8) What other books would you compare this story to within your genre?
Probably a little bit Tracy Chevalier’s Girl with a Pearl Earring tupped by Peter Robb’s M, then reputation restored by Hilary Mantel’s Wolf Hall.
9) Who or what inspired you to write this book?
Once I started digging, the circumstances of Cimabue’s work, and his time were just too good NOT to write a book. He’s thought to have been master to Giotto, was contemporary with the first flush of poetry that made Italy great (Dante, Cavalcanti etc), and right there on the biggest art commission of the epoch – the church of St Francis at Assisi.
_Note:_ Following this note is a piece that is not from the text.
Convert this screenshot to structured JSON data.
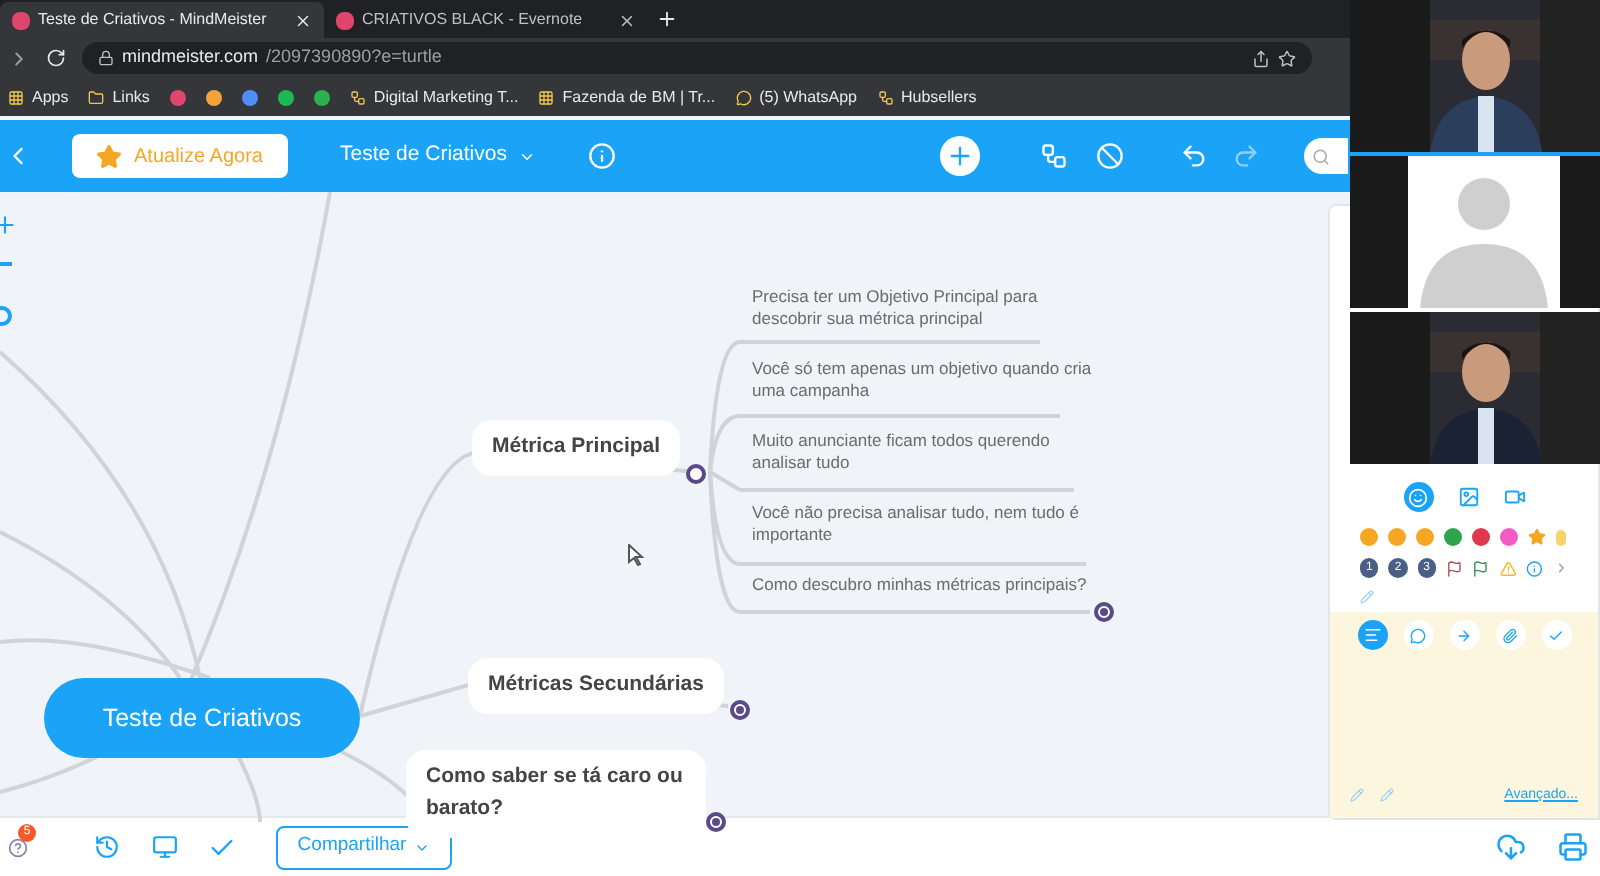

This might not seem so sexy but St Francis was popular beyond what I can describe – imagine him in Who magazine every week for a hundred years. Canonized almost immediately when he died, an unstoppable wave of people devoted themselves to his philosophy and example, and his order commissioned art of great beauty in huge quantities. He was a cult figure who inspired people to incredible change. And Cimabue was the first artist given the job of decorating the place where the body of the saint lay. Ka-ching!
It’s also set just before the plague hits Italy, which is nice.
10) What else about the book might pique the reader’s interest?
Like Thackeray’s Barry Lyndon, it’s a good tale because it’s a rise and fall. The historical Cimabue was a victim of his own success. His experiments with paint meant lots of his work went black, and his pupil Giotto became so stratospherically famous in a generation that his teacher was utterly eclipsed. Cimabue soared, he crashed, and Dante wrote him into the circle of purgatory with the prideful. But his last works are very beautiful; he’d learnt a lot.
Pan thinks she’s pretty damn special too, hunting Cimabue down like some maven looking for rare vinyl. She has a gift that takes her beyond the norm, a supernatural version of “the eye”, as art connoisseurship is known. She sees things in art that are hidden to most people but still manages to be a total donkey about life as it is lived. She might learn to leave the historical record alone for a damn minute and find some fulfillment in the present. She’s due for some falling of her own, via misplaced pride, lust and falling for flattery. Isn’t that what your twenties are for?
But that’s not where this meme-y thing ends, oh no. You’ve got to go and visit some other writers that will put you ahead of the curve like a steamboat dinner party in the 1970s. Rat-tail hair in 1982. You get it. This is a slight problem as my personal reading of the last year has been mostly on the contemplation of God in the 1280s – and I’m not pointing you in that direction, because I like you.
Still, I do heartily recommend you visit:
Jon Bauer – compelling, likeable writing, no sorry, just a momentary lapse, actually dystopian and creepy in the best Russell Hoban manner. Current works may induce paranoia similar to that Northern Lights stuff I got given in Amsterdam but you’ve been warned and that’s not going to stop you from trying it.
Tim Denoon – Tim and I had the good fortune to go to Varuna, where lucky authors go to be fattened, in 2011. He’s writing something very good. George Saunders via Chesterton with a touch of Sedaris? Or just Denoonian?
Tom Cho (who won’t be meme-ing his project because he’s gallivanting the world writing it) but his collection Look Who’s Morphing is satire worthy of Swift if Swift watched a lot of PopAsia and liked eating Haw Flakes. His current project is deep, but he’ll flash-fry the philosophy to make it tasty.
Marguerite Yourcenar. She’s not local. She’s not even alive. But she’s given me the most profound reading pleasure and philosophical food in the last two years. She was dead before memes were invented but you should read her. Essays, novels, memoirs. All stellar.